Where Promising Young Woman provided a searing commentary on the prevalence of rape culture, and Fennell’s wildly popular Saltburn said as much about class as it did about Keoghan’s willingness to do pretty much anything on screen, Wuthering Heights fails to provide that same shock – that feeling of leaving the cinema and thinking ‘I don’t know what I just watched, but I know I liked it.’
Instead, what we’re left with is a film that feels half baked – not quite the perfect Brontë adaptation fans knew they were never going to receive, but not fully Fennell either.
Maybe it was the director’s love for the novel that stopped her from easing into total debauchery. Or perhaps the casting (which has received its own fair share of criticism over the past few months) didn’t allow for the madness of her previous projects.
Sure, Alison Oliver has a moment or two of extremity, but they’re not as outrageous as early reviews of the film would have led us to believe – and certainly not worthy of the screams and rabidity Robbie was sure they would elicit.

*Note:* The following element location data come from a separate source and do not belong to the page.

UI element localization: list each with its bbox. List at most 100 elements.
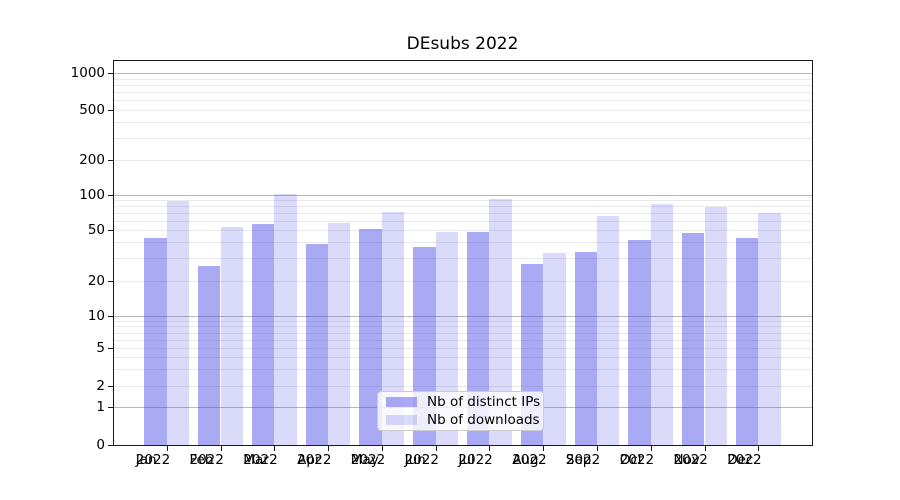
bar-downloads-jul [489, 199, 512, 445]
x-tick-month: Dec [727, 452, 754, 468]
y-tick-mark [108, 348, 113, 349]
bar-downloads-oct [650, 203, 674, 445]
y-tick-label: 1000 [70, 65, 105, 81]
legend: Nb of distinct IPs Nb of downloads [377, 391, 544, 431]
y-gridline-minor [114, 258, 812, 260]
y-tick-mark [108, 230, 113, 231]
bar-downloads-may [381, 212, 405, 445]
x-tick-mark [704, 446, 706, 451]
y-gridline-minor [114, 92, 812, 93]
x-tick-mark [381, 446, 383, 451]
legend-label-distinct-ips: Nb of distinct IPs [427, 393, 541, 410]
chart-title: DEsubs 2022 [406, 34, 519, 54]
x-tick-year: 2022 [673, 452, 708, 468]
y-tick-mark [108, 445, 113, 446]
x-tick-year: 2022 [189, 452, 224, 468]
y-tick-label: 2 [96, 378, 105, 394]
x-tick-year: 2022 [297, 452, 332, 468]
axis-spine-bottom [113, 445, 813, 446]
y-gridline-minor [114, 332, 812, 334]
x-tick-mark [650, 446, 652, 451]
legend-label-downloads: Nb of downloads [427, 411, 540, 428]
y-gridline-minor [114, 339, 812, 341]
x-tick-year: 2022 [404, 452, 439, 468]
y-gridline-minor [114, 100, 812, 102]
x-tick-year: 2022 [619, 452, 655, 468]
y-gridline-minor [114, 122, 812, 124]
bar-distinct-ips-may [359, 229, 382, 445]
y-gridline-minor [114, 230, 812, 231]
y-tick-mark [108, 407, 113, 408]
x-tick-year: 2022 [512, 452, 547, 468]
y-tick-mark [108, 281, 113, 282]
y-gridline-minor [114, 200, 812, 202]
x-tick-year: 2022 [458, 452, 493, 468]
bar-downloads-aug [543, 253, 566, 445]
x-tick-year: 2022 [135, 452, 171, 468]
y-gridline-major [114, 316, 812, 317]
y-gridline-minor [114, 348, 812, 349]
axis-spine-top [113, 60, 813, 61]
x-tick-mark [328, 446, 330, 451]
y-tick-label: 1 [96, 399, 105, 415]
y-tick-label: 200 [79, 152, 105, 168]
y-gridline-minor [114, 386, 812, 387]
x-tick-month: Oct [619, 452, 644, 468]
y-gridline-minor [114, 110, 812, 111]
bar-distinct-ips-feb [198, 266, 221, 445]
bar-downloads-sep [596, 216, 620, 445]
x-tick-month: Apr [297, 452, 321, 468]
x-tick-month: Sep [565, 452, 592, 468]
bar-downloads-mar [274, 194, 297, 445]
y-gridline-minor [114, 357, 812, 359]
legend-item-distinct-ips: Nb of distinct IPs [386, 393, 543, 410]
y-gridline-minor [114, 326, 812, 328]
bar-distinct-ips-oct [628, 239, 651, 445]
x-tick-mark [758, 446, 760, 451]
y-tick-mark [108, 73, 113, 74]
axis-spine-left [113, 60, 114, 445]
y-tick-mark [108, 110, 113, 111]
y-gridline-minor [114, 242, 812, 244]
y-tick-label: 10 [87, 308, 105, 324]
y-tick-label: 5 [96, 340, 105, 356]
bar-distinct-ips-dec [735, 238, 759, 445]
y-gridline-minor [114, 206, 812, 208]
x-tick-month: Feb [189, 452, 214, 468]
x-tick-mark [489, 446, 491, 451]
y-gridline-major [114, 73, 812, 74]
x-tick-mark [543, 446, 545, 451]
y-tick-label: 0 [96, 437, 105, 453]
x-tick-month: Mar [243, 452, 269, 468]
bar-downloads-feb [220, 227, 243, 445]
x-tick-year: 2022 [350, 452, 386, 468]
y-gridline-minor [114, 78, 812, 80]
y-gridline-minor [114, 213, 812, 214]
bar-distinct-ips-jan [144, 238, 167, 445]
legend-swatch-downloads [386, 415, 417, 425]
x-tick-mark [274, 446, 276, 451]
bar-distinct-ips-mar [251, 224, 275, 445]
x-tick-month: May [350, 452, 379, 468]
x-tick-year: 2022 [727, 452, 762, 468]
x-tick-month: Jun [404, 452, 426, 468]
bar-downloads-jan [166, 200, 190, 445]
x-tick-mark [220, 446, 222, 451]
x-tick-month: Nov [673, 452, 700, 468]
x-tick-month: Jan [135, 452, 157, 468]
y-gridline-minor [114, 320, 812, 322]
y-tick-mark [108, 386, 113, 387]
y-gridline-minor [114, 160, 812, 161]
bar-distinct-ips-sep [574, 251, 597, 445]
x-tick-year: 2022 [565, 452, 601, 468]
legend-swatch-distinct-ips [386, 397, 417, 407]
y-gridline-minor [114, 137, 812, 139]
bar-downloads-nov [704, 206, 727, 445]
x-tick-mark [596, 446, 598, 451]
legend-item-downloads: Nb of downloads [386, 411, 543, 428]
y-tick-mark [108, 160, 113, 161]
y-gridline-major [114, 195, 812, 196]
y-gridline-minor [114, 84, 812, 86]
bar-distinct-ips-nov [682, 233, 705, 445]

That’s not to say Wuthering Heights isn’t an enjoyable watch. Mostly, it is. Robbie’s performance is assured. Her love for Heathcliff feels appropriately desperate, her longing for her “pet” is felt in every breathless gasp, each wet kneading of dough.
Elordi is also incredibly believable as the domineering, tortured antihero, even if his fury is quieter, his rampage less palpable. His performance may even be on par with Owen Cooper’s, who plays his younger self, who you might recognise as the radicalised pre-teen from Adolescence, a role that gained him international fame.
The costumes are beautiful. Not era appropriate, no, but they were never going to be. There’s a playfulness in the styling and a boldness to the colour that makes this so much more than a tragedy on the moors.
Cathy’s escape from her idle father is proven not only by her marriage to Edgar, but by her luscious corsets, latex gowns, and a ridiculous yet also remarkable wedding night outfit that deserved far more than a half a second of screen time.
The film’s attitude towards sex is invigorating, at times, while also feeling a little shallow. What is the connection between death and arousal? What does it mean to have power? Who has it? Fennell poses these questions without committing to answering them, leaving us with no more than a finger in a fish, a mess of eggs.
Wuthering Heights has been talked about long before its release, and will no doubt continue to be thereafter. For the right crowd it may just be as raucous and satisfying as was intended, but it was a little bit soft for my taste.
Wuthering Heights arrives in Irish cinemas on February 13.